Depth-first search

You can think of BFS like a "layered" search, where we visit the start vertex at distance 0, then the next "layer" of vertices at distance 1, then the next layer at distance 2, and so on. We really need the queue to keep track of which vertex we search from next.

Instead, you can search the graph as if it were a maze. That's depth-first search, or DFS. You keep going deeper and deeper in the maze, making choices at the various forks in the road, until you hit a dead-end. Then you back up to one of the choice points and make a different choice. If you're fairy-tale clever, you'll scatter some bread crumbs behind you, so that you can see if you've come back to the same point and are just walking in circles. Then you'd want to do the same thing as if you hit a dead end.

Whereas BFS keeps track of vertices on a queue, DFS uses a stack. We can either use our own stack, or take advantage of the run-time stack and write DFS recursively. I prefer to use the run-time stack, because I find recursive code more natural to understand than maintaining a data structure. So here is recursive pseudocode for DFS:

visit(s);

void visit(u) {
  do whatever it means to start a visit of u;
  for (each vertex v that is adjacent to u)
    if (v has not been visited yet)
       visit(v);
  do whatever it means to finish a visit of u;
}

Now, we can use a Set to keep track of which vertices have been visited. Or we can record depth-first distances, but they're not very interesting.

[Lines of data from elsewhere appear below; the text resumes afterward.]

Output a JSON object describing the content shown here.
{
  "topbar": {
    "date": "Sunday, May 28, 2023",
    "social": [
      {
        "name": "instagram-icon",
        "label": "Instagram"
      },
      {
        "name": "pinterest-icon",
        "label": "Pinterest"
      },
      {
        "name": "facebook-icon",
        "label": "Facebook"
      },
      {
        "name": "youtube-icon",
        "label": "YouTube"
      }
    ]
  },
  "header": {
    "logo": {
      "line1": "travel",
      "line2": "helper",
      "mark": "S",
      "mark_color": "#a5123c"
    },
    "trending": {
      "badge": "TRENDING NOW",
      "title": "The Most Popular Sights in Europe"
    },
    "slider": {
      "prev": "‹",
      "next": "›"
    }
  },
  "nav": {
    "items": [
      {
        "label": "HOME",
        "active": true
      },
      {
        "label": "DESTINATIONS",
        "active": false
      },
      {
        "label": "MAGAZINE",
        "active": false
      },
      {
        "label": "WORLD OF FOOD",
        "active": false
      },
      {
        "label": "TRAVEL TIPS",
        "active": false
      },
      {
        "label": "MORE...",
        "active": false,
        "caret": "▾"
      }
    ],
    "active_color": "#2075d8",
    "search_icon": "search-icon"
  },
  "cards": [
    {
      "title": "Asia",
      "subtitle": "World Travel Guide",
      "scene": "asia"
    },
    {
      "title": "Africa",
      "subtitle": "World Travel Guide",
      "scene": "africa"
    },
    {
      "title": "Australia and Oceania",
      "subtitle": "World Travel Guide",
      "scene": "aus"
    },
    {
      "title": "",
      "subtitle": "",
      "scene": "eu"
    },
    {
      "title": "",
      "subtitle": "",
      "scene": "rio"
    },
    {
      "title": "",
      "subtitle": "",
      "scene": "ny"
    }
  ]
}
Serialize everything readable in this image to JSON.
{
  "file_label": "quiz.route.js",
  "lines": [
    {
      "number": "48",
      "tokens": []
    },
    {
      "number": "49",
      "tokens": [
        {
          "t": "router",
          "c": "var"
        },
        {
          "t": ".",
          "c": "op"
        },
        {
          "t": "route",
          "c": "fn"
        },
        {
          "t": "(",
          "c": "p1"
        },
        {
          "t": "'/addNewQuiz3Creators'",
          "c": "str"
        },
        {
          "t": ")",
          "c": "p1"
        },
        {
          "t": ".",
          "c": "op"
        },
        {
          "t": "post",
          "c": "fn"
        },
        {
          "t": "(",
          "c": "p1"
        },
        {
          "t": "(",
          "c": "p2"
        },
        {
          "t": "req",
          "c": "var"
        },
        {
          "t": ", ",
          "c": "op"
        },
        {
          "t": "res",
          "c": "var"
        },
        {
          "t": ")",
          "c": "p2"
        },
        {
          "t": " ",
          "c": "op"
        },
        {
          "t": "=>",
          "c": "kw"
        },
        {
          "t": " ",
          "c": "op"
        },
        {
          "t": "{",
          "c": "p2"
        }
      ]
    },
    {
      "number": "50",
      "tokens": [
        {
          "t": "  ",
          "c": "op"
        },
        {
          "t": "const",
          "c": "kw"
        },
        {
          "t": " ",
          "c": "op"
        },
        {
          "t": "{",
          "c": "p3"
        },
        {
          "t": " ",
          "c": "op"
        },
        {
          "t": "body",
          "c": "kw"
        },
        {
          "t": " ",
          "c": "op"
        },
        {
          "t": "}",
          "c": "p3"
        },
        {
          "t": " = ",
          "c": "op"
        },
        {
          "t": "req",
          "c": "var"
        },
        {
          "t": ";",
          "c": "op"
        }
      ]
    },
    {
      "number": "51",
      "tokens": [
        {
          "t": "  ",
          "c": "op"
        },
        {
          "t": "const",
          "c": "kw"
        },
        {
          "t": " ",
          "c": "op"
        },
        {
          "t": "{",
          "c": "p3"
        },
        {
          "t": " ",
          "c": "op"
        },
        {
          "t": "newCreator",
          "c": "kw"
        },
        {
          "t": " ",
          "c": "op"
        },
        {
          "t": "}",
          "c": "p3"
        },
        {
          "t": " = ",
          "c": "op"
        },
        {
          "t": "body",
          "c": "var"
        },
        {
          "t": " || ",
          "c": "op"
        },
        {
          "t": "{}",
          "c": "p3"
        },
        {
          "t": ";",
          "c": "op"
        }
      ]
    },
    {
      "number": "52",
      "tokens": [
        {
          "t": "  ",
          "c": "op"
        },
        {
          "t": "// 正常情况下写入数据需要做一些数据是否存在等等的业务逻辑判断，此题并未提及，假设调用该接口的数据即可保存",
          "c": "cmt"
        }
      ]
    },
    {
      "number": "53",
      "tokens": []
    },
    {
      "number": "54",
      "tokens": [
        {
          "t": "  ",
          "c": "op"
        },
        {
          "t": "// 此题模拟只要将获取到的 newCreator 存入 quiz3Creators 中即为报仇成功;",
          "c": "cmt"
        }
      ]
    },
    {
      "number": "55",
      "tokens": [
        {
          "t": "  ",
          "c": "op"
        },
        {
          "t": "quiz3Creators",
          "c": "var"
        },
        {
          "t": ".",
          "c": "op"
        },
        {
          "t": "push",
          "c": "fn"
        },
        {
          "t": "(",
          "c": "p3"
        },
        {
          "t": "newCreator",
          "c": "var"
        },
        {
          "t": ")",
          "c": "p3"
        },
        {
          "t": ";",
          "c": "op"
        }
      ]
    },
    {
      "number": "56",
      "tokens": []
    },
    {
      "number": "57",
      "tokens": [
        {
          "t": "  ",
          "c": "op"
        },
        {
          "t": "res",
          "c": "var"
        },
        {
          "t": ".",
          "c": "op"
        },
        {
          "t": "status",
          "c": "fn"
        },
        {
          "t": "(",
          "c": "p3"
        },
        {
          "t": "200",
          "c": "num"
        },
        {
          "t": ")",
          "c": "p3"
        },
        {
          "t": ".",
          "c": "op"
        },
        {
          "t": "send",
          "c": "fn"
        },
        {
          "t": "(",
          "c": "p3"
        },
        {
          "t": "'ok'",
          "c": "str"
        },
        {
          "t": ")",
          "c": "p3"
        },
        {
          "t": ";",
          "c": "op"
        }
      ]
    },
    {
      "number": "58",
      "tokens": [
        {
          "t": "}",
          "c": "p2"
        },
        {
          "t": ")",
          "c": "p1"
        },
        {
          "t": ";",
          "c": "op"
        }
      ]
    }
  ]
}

What's more interesting are discovery times times and finishing times for vertices. Keep a static integer time, and when we start or finish a visit of a vertex, record the current value of time and then increment time:

time = 0;
visit(s);

void visit(u) {
  u's discovery time = time;
  time++;
  for (each vertex v that is adjacent to u)
    if (v has not been visited yet)
       visit(v);
  u's finishing time = time;
  time++;
}

I'll go through an example in class.

Like BFS, DFS visits each vertex and edge at most once, and so its running time is O(n + m).

Why are discovery and finishing times helpful? For one thing, we can use them to perform a topological sort of a directed acyclic graph.

Topological sorting

A directed graph is acyclic if it contains no directed cycles. We call a directed acyclic graph a dag. Sometimes, we want to find a linear order of the vertices of a dag such that all edges in the dag go in the direction of the linear order. That is a topological sort of the dag. For example, if we order all the vertices from left to right, then all directed edges should go from left to right.

Here's a dag that represents dependencies for putting on goalie equipment in ice hockey:

An edge (u, v) indicates that you have to put on article u before putting on article v. For example, the edge from chest pad to sweater says that you have to put on the chest pad before the sweater. On the other hand, some articles have no particular relative order. For example, it doesn't matter whether you put on compression shorts before or after the T-shirt.

You can put on only one article at a time, and so you'd like to find a linear order so that you don't have to undo having put on one article in order to put on another. In other words, you'd like to topologically sort this dag of goalie gear. Here's one possible order, given by the numbers next to the vertices:

So undershorts would go on first, then socks, compression shorts, hose, cup, pants, skates, leg pads, T-shirt, chest pad, sweater, mask, catch glove, and finally the blocker. That's not the only possible order. Here's another: T-shirt, socks, chest pad, undershorts, compression shorts, cup, hose, pants, sweater, mask, skates, leg pads, catch glove, blocker.

Here is an incredibly simple algorithm to topologically sort a dag:

  1. Run DFS on the dag to compute the finishing times for all vertices.
  2. As each vertex is finished, insert it onto the front of a linked list.
  3. The linked list contains the topologically sorted vertices, in order.

This algorithm runs in O(n + m) time. Why? Step 1, DFS, takes O(n + m) time. Step 2, inserting each vertex onto the front of a linked list, takes constant time per vertex, or O(n) time altogether. Step 3 is really just saying that the result of step 2 is the answer. So the entire algorithm takes O(n + m) time.

I'll go through an example for the goalie-gear dag in class.